La storia incredibile del Global Seed Vault, il granaio hi-tech delle Svalbard
Vicino al Polo Nord c’è un ipertecnologico deposito dove sono conservati milioni di semi: è una banca genetica da cui ripartirà l’agricoltura. Ma sinora l’Italia ha donato solo 2 colture
È lo Svalbard Global Seed Vault, in italiano l’Arca (la cripta, il deposito) di Semi delle Svalbard, un’enorme struttura costruita a inizio 2008 sull’isola di Spitsbergen, appunto nell’arcipelago norvegese delle Svalbard, a poca distanza dalla cittadina di Longyearbyen, che è la città più a nord del mondo e ha una popolazione di circa 2mila persone. Siamo a un migliaio di chilometri dal Polo e il Vault è stato pensato, progettato e realizzato per salvare l’umanità da una catastrofe (no, non solo quelle immaginate dalla fantascienza), per conservare semi da tutte le parti del mondo, così da fare ripartire l’agricoltura qualsiasi cosa accada, riproducendo la diversità delle colture presenti sulla Terra.
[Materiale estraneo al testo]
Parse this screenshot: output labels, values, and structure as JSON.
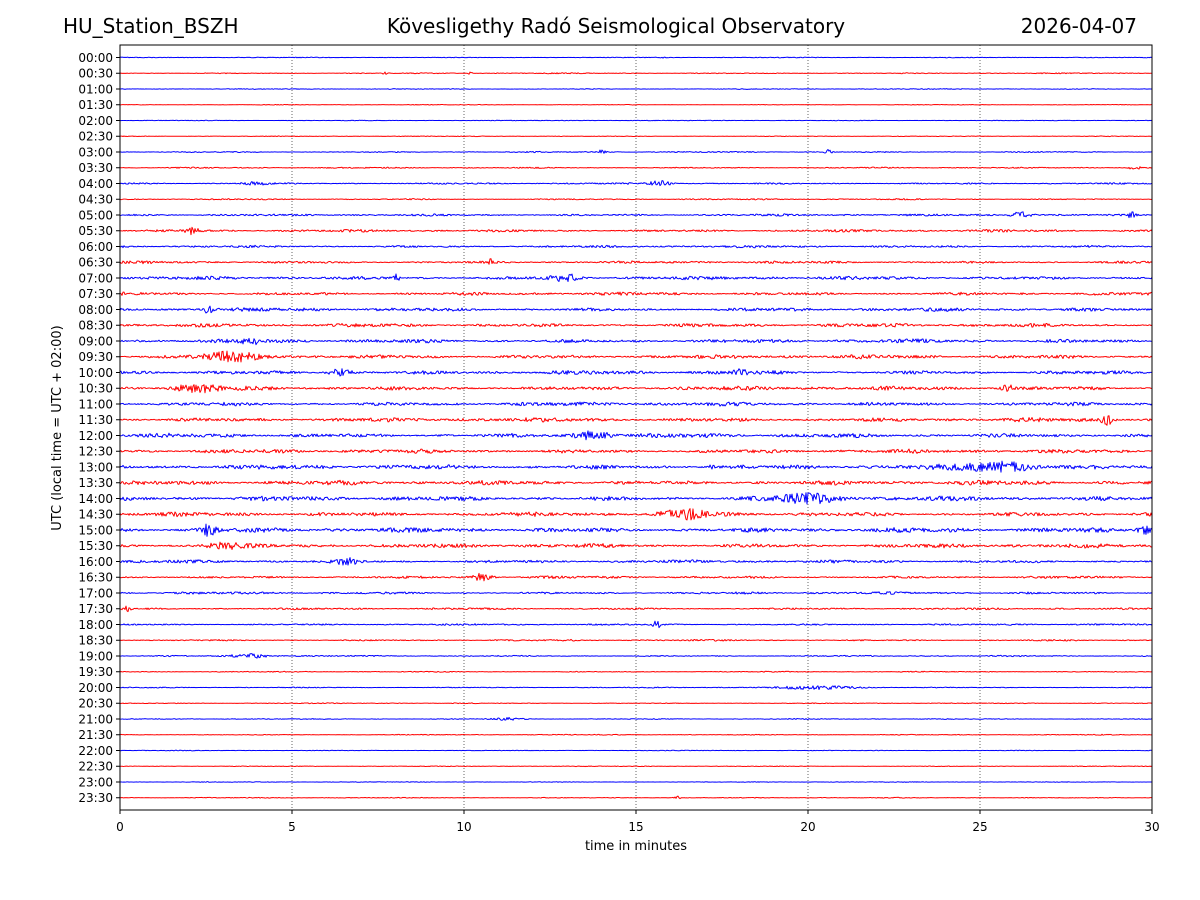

Con “qualsiasi cosa accada”, i progettisti intendevano proprio qualsiasi cosa: il Vault dovrebbe durare almeno 1000 anni ed essere in grado di resistere a tsunami, attacchi militari, tentativi di irruzione ed esplosioni nucleari. Forse anche all’impatto con un asteroide.
Chi l'ha fatto, a cosa serve
I semi di ogni coltura vengono donati dai vari Paesi, anche nel loro stesso interesse, e conservati come fossero nelle cassette di sicurezza di una banca: chiusi e sigillati in quattro strati di sacchetti isolanti, vengono catalogati, archiviati e messi via sino a quando sarà eventualmente necessario riutilizzarli. Nel senso di tirarli fuori dal Vault, spedirli nel loro Paese di origine, piantarli nel terreno cui appartengono e appunto fare ripartire la coltivazione di quel particolare tipo di semenza. L’idea è che se qualcosa andasse perduto, per una guerra, per una qualche catastrofe ambientale, per il disboscamento, non sarebbe perduto davvero e per sempre, perché all’interno del deposito norvegese ce ne dovrebbe essere una copia. Come un backup, ma di una cosa vera.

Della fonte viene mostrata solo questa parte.